Als dieser nicht davon ablassen wollte, dem Feuerwehrmann eine Freude machen zu wollen, ging er dazu über von dem Erblasser Geld zu verlangen.
Er verlangte von ihm "mit warmer Hand" zu geben.
Der Eblasser war dem zwar gewogen, jedoch nicht unter den genannten Bedingungen.

Der Brandbekämpfer verlangte, dass die Geldübergabe während eines Klassentreffen in Seehausen/Altmark in Höhe von fünftausend Euro in bar erfolgen sollte.
Als Gegenleistung versprach er dem Erblasser, ehrenrührige, privateste Dokumente über den Erblasser für sich zu behalten. Dass der Feuerwehrmann nicht zum Besitz  dieser Dokumente war, interssierte ihn nicht.

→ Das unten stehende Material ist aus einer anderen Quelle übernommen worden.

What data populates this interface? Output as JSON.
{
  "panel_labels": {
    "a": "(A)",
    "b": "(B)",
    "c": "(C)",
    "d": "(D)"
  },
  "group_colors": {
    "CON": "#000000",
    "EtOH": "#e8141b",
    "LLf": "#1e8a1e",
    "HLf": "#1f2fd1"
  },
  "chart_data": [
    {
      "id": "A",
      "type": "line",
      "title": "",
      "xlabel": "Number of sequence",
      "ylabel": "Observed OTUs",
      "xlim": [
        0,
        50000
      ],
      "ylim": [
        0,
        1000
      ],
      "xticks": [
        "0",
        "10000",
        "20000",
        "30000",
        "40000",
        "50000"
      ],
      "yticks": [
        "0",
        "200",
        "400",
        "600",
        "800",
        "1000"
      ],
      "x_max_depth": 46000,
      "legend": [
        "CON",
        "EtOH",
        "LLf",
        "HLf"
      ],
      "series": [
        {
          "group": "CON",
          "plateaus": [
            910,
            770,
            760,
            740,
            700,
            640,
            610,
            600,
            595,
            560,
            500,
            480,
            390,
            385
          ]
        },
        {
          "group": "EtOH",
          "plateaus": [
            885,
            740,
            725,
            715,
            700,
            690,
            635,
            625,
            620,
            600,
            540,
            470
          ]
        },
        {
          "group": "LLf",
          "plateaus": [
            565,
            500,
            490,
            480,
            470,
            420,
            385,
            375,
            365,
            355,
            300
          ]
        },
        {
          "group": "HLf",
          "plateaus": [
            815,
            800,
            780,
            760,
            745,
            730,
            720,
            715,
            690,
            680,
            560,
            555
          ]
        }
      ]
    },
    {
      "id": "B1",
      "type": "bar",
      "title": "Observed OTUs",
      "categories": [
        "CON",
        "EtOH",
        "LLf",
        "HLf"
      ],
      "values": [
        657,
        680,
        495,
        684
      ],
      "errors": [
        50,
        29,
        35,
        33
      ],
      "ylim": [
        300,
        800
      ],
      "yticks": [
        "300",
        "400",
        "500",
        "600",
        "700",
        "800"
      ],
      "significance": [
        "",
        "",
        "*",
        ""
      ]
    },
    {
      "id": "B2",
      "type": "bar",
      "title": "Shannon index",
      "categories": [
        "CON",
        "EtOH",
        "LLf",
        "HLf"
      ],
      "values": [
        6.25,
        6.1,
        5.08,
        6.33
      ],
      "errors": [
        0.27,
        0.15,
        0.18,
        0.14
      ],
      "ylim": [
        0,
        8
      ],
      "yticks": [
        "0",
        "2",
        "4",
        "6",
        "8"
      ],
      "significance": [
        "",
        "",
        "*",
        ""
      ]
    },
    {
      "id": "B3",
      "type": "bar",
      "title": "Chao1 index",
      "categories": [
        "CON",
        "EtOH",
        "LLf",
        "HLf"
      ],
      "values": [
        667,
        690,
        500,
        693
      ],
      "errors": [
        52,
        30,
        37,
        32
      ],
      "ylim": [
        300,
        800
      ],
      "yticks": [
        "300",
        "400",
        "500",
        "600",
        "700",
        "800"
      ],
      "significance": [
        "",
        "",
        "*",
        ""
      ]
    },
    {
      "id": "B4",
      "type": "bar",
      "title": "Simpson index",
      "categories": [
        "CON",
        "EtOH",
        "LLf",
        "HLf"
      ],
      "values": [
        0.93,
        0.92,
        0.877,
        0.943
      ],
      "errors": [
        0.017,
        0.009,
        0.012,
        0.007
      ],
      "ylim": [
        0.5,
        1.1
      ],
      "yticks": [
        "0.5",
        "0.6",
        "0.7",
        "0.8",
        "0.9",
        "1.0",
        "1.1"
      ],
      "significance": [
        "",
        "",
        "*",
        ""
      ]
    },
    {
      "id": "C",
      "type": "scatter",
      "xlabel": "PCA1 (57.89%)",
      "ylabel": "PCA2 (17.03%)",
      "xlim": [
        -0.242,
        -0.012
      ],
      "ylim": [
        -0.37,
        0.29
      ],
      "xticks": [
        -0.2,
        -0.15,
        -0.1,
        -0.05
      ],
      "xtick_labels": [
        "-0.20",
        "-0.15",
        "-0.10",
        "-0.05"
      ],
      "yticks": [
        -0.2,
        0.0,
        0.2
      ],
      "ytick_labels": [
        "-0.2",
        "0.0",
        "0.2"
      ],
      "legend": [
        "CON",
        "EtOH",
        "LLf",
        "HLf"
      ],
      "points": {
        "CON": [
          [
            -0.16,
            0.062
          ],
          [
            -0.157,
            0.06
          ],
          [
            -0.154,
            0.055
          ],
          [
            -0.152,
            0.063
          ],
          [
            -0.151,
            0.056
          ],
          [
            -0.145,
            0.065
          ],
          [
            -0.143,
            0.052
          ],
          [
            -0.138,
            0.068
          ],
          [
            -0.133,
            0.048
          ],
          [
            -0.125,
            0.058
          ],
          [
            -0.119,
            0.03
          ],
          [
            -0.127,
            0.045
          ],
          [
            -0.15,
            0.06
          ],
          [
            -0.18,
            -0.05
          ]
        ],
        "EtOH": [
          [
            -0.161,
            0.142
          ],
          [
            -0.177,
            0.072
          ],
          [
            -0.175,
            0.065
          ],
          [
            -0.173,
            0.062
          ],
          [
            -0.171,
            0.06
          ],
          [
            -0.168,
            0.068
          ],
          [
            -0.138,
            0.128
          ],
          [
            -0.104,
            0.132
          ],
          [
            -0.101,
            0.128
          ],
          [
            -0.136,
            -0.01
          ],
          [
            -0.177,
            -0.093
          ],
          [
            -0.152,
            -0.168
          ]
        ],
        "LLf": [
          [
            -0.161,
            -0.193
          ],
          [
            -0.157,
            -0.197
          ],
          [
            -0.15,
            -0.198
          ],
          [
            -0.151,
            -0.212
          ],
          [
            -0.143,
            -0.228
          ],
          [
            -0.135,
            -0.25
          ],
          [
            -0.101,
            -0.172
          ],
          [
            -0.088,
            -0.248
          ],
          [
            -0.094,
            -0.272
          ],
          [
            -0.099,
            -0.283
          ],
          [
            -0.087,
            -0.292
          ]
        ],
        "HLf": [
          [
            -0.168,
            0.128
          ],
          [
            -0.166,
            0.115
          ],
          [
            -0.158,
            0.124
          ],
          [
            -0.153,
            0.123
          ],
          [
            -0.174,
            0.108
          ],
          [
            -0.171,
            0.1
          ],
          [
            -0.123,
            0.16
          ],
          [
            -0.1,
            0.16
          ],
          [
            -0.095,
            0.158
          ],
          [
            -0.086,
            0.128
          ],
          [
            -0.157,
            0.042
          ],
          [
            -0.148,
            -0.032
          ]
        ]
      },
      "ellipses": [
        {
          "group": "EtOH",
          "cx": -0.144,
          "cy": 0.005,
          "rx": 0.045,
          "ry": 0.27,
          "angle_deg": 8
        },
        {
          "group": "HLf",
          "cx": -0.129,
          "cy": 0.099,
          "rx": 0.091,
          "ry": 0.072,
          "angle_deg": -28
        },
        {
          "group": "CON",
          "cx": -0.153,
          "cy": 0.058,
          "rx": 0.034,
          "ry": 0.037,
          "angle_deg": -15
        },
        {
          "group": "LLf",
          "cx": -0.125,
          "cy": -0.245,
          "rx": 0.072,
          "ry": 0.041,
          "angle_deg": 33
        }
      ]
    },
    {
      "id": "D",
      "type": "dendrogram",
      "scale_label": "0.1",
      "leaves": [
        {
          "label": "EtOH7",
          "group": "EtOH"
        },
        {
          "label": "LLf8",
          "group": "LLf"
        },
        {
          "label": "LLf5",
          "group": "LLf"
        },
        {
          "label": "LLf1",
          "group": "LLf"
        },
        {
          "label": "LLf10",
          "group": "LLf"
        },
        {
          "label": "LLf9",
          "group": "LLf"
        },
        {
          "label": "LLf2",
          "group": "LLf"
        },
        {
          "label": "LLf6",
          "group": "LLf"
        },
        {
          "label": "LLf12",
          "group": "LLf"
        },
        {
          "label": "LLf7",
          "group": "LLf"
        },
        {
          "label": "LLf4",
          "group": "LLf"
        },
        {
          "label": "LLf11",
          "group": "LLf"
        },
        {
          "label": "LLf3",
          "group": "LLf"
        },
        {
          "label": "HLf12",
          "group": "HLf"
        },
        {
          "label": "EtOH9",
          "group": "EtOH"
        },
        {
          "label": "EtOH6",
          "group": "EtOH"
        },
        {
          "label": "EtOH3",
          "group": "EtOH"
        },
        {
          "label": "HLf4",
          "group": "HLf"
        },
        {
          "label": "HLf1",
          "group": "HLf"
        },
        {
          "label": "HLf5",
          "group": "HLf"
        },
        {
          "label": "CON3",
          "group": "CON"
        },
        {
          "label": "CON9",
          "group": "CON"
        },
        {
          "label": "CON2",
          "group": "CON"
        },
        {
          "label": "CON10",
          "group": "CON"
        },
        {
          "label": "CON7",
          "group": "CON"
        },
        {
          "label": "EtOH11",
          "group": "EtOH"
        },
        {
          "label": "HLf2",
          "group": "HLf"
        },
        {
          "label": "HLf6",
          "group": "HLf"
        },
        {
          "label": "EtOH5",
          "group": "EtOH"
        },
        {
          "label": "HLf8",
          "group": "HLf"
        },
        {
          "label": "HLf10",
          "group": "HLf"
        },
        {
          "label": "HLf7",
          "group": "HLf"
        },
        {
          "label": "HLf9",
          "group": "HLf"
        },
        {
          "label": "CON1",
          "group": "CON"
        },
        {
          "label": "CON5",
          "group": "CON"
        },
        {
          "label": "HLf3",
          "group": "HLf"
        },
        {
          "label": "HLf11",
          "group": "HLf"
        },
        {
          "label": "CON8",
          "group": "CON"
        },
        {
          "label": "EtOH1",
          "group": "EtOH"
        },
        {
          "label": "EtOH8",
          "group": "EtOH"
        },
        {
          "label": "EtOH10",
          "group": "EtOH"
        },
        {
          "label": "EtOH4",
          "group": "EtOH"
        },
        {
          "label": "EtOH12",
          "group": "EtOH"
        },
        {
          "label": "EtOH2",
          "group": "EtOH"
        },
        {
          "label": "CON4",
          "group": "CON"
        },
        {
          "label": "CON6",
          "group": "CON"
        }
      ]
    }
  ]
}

Um ihn zu beruhigen und den Zorn des Freiwilligen aus Apenburg zu bändigen, ließ sich sein Opfer telefonisch darauf ein und sammelte während des fast zweistündigen Telefonates Informationen und erhärtende Aussagen des Feuerwehrmannes.
Er fertigte ein Transkript und bewahrt es seit dem vorsorglich auf.

Die Folge?
Beide Erblasser änderten ihre Willenserklärung und nahmen den Feuerwehrmann aus dem Testament. Natürlich nicht, ohne vorher die Staatsanwaltschaft über die Forderungen in Kenntnis zu setzen.

Die Ermittlungen dauern an.

Da es sich um ein laufendes Ermittlungsverfahren handelt gilt der erhöhte Persönlichkeitsschutz. Aus diesem Grund sind alle Namen ersetzt worden.